Return the deposits and cross your fingers.
Thanks for the reply John,
What’s your rationale for returning the deposits?
I'm not an expert.
The landlord has committed an offence by not following the prescribed procedure. If any of the tenants became aware of this, and wanted to cause problems, they could pursue the landlord for compensation up to 3 times the amount of the deposit.While the deposit is retained, it is more likely that a disgruntled tenant will realise they have leverage over the landlord, and besides, any future claim by the landlord on the deposit would be hazardous. If it was me I would return the deposit, cross my fingers that the tenants never realise, and try to learn from my mistake.
We have a video answer to this FAQ:
Vanessa Warwick Landlord and Co-Founder of PropertyTribes.com **If you have got value from Property Tribes, find out how you can support it in remaining a free to use community resource**
As the video Vanessa posted above from TDS advises, get the deposits protected, also I would ensure the tenants have the following.
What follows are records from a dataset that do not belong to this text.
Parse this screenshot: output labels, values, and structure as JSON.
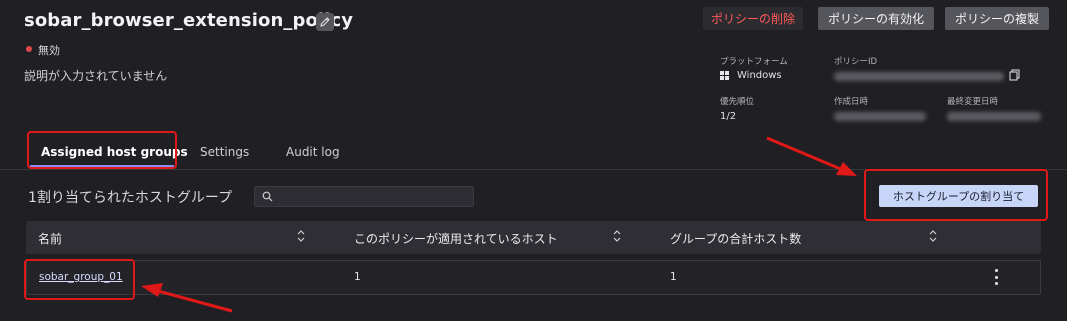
{
  "policy": {
    "name": "sobar_browser_extension_policy",
    "status": "無効",
    "status_color": "#e0494c",
    "description": "説明が入力されていません"
  },
  "actions": {
    "delete": "ポリシーの削除",
    "enable": "ポリシーの有効化",
    "duplicate": "ポリシーの複製"
  },
  "meta": {
    "platform_label": "プラットフォーム",
    "platform_value": "Windows",
    "policy_id_label": "ポリシーID",
    "priority_label": "優先順位",
    "priority_value": "1/2",
    "created_label": "作成日時",
    "modified_label": "最終変更日時"
  },
  "tabs": [
    {
      "label": "Assigned host groups",
      "active": true
    },
    {
      "label": "Settings",
      "active": false
    },
    {
      "label": "Audit log",
      "active": false
    }
  ],
  "section": {
    "title": "1割り当てられたホストグループ",
    "search_placeholder": "",
    "assign_button": "ホストグループの割り当て"
  },
  "table": {
    "columns": [
      "名前",
      "このポリシーが適用されているホスト",
      "グループの合計ホスト数"
    ],
    "rows": [
      {
        "name": "sobar_group_01",
        "applied_hosts": "1",
        "total_hosts": "1"
      }
    ]
  },
  "colors": {
    "accent": "#8a8cf0",
    "danger": "#ff5a5a",
    "annotation": "#e01818"
  }
}
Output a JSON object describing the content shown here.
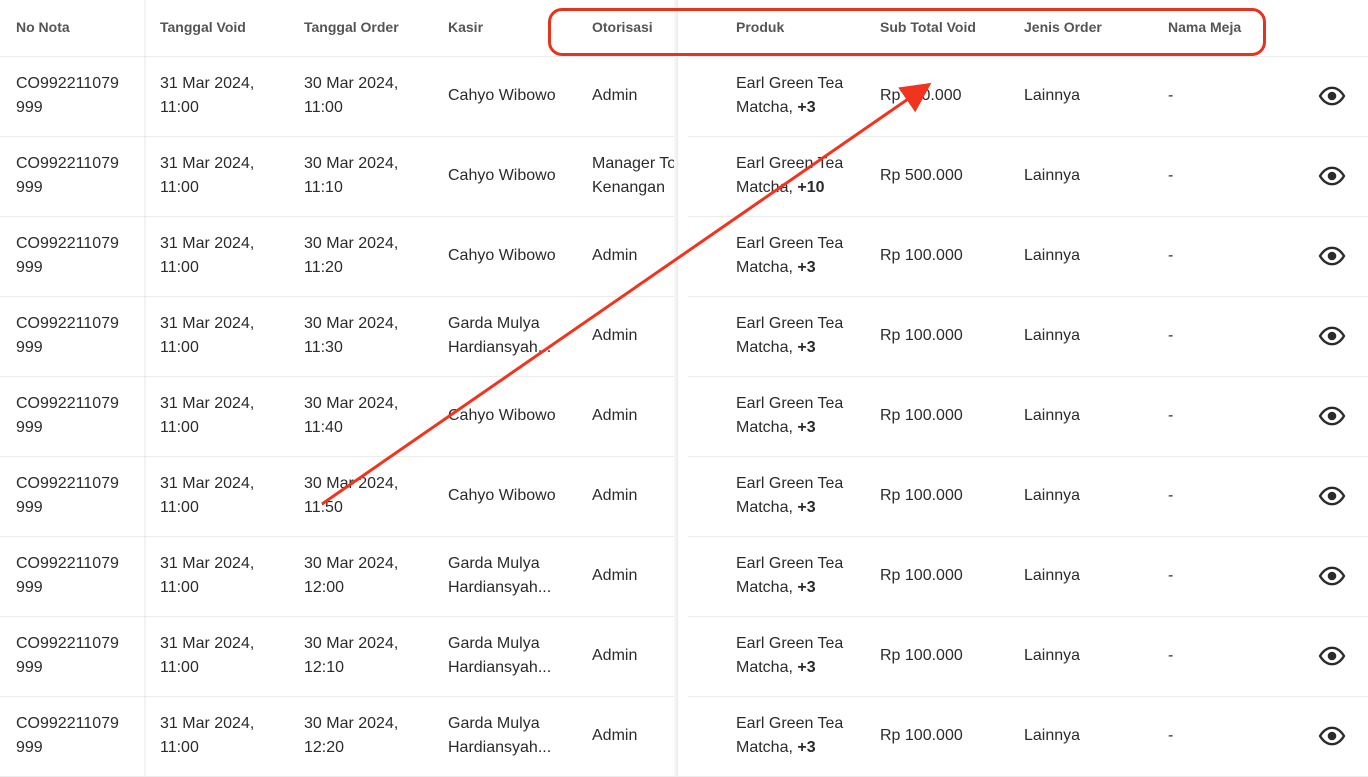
{
  "columns": {
    "no_nota": "No Nota",
    "tanggal_void": "Tanggal Void",
    "tanggal_order": "Tanggal Order",
    "kasir": "Kasir",
    "otorisasi": "Otorisasi",
    "produk": "Produk",
    "sub_total_void": "Sub Total Void",
    "jenis_order": "Jenis Order",
    "nama_meja": "Nama Meja"
  },
  "rows": [
    {
      "no_nota": "CO992211079\n999",
      "tanggal_void": "31 Mar 2024,\n11:00",
      "tanggal_order": "30 Mar 2024,\n11:00",
      "kasir": "Cahyo Wibowo",
      "otorisasi": "Admin",
      "produk_name": "Earl Green Tea",
      "produk_line2": "Matcha, ",
      "produk_extra": "+3",
      "sub_total": "Rp 110.000",
      "jenis_order": "Lainnya",
      "nama_meja": "-"
    },
    {
      "no_nota": "CO992211079\n999",
      "tanggal_void": "31 Mar 2024,\n11:00",
      "tanggal_order": "30 Mar 2024,\n11:10",
      "kasir": "Cahyo Wibowo",
      "otorisasi": "Manager Toko\nKenangan",
      "produk_name": "Earl Green Tea",
      "produk_line2": "Matcha, ",
      "produk_extra": "+10",
      "sub_total": "Rp 500.000",
      "jenis_order": "Lainnya",
      "nama_meja": "-"
    },
    {
      "no_nota": "CO992211079\n999",
      "tanggal_void": "31 Mar 2024,\n11:00",
      "tanggal_order": "30 Mar 2024,\n11:20",
      "kasir": "Cahyo Wibowo",
      "otorisasi": "Admin",
      "produk_name": "Earl Green Tea",
      "produk_line2": "Matcha, ",
      "produk_extra": "+3",
      "sub_total": "Rp 100.000",
      "jenis_order": "Lainnya",
      "nama_meja": "-"
    },
    {
      "no_nota": "CO992211079\n999",
      "tanggal_void": "31 Mar 2024,\n11:00",
      "tanggal_order": "30 Mar 2024,\n11:30",
      "kasir": "Garda Mulya\nHardiansyah...",
      "otorisasi": "Admin",
      "produk_name": "Earl Green Tea",
      "produk_line2": "Matcha, ",
      "produk_extra": "+3",
      "sub_total": "Rp 100.000",
      "jenis_order": "Lainnya",
      "nama_meja": "-"
    },
    {
      "no_nota": "CO992211079\n999",
      "tanggal_void": "31 Mar 2024,\n11:00",
      "tanggal_order": "30 Mar 2024,\n11:40",
      "kasir": "Cahyo Wibowo",
      "otorisasi": "Admin",
      "produk_name": "Earl Green Tea",
      "produk_line2": "Matcha, ",
      "produk_extra": "+3",
      "sub_total": "Rp 100.000",
      "jenis_order": "Lainnya",
      "nama_meja": "-"
    },
    {
      "no_nota": "CO992211079\n999",
      "tanggal_void": "31 Mar 2024,\n11:00",
      "tanggal_order": "30 Mar 2024,\n11:50",
      "kasir": "Cahyo Wibowo",
      "otorisasi": "Admin",
      "produk_name": "Earl Green Tea",
      "produk_line2": "Matcha, ",
      "produk_extra": "+3",
      "sub_total": "Rp 100.000",
      "jenis_order": "Lainnya",
      "nama_meja": "-"
    },
    {
      "no_nota": "CO992211079\n999",
      "tanggal_void": "31 Mar 2024,\n11:00",
      "tanggal_order": "30 Mar 2024,\n12:00",
      "kasir": "Garda Mulya\nHardiansyah...",
      "otorisasi": "Admin",
      "produk_name": "Earl Green Tea",
      "produk_line2": "Matcha, ",
      "produk_extra": "+3",
      "sub_total": "Rp 100.000",
      "jenis_order": "Lainnya",
      "nama_meja": "-"
    },
    {
      "no_nota": "CO992211079\n999",
      "tanggal_void": "31 Mar 2024,\n11:00",
      "tanggal_order": "30 Mar 2024,\n12:10",
      "kasir": "Garda Mulya\nHardiansyah...",
      "otorisasi": "Admin",
      "produk_name": "Earl Green Tea",
      "produk_line2": "Matcha, ",
      "produk_extra": "+3",
      "sub_total": "Rp 100.000",
      "jenis_order": "Lainnya",
      "nama_meja": "-"
    },
    {
      "no_nota": "CO992211079\n999",
      "tanggal_void": "31 Mar 2024,\n11:00",
      "tanggal_order": "30 Mar 2024,\n12:20",
      "kasir": "Garda Mulya\nHardiansyah...",
      "otorisasi": "Admin",
      "produk_name": "Earl Green Tea",
      "produk_line2": "Matcha, ",
      "produk_extra": "+3",
      "sub_total": "Rp 100.000",
      "jenis_order": "Lainnya",
      "nama_meja": "-"
    }
  ],
  "row_action_icon": "eye-icon",
  "annotation": {
    "color": "#e8331c"
  }
}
Once they have all of the above as a Landlord they will be fully compliant and you will have a signed letter confirming receipt/Issue of all of the above from tenants.
I have watched the video (which I think is misguided), and stand by my original advice to return the deposit.
PROS of late protecting deposit: IF the tenancy ends amicably, you MIGHT be able to agree some deductions from the deposit.
CONS of late protecting deposit: You greatly increase the risk that the tenant will sue you for 3x deposit, and may well not be able to use the deposit for it's intended purpose anyway (eg to serve S21).
If the tenancy does turn sour at the end, I would guess that a judge would penalise a landlord's faulty deposit taking LESS or NOT AT ALL if the landlord had returned it x years earlier than if he was still holding it after protecting it late.
The downside of protecting late is bigger than the upside.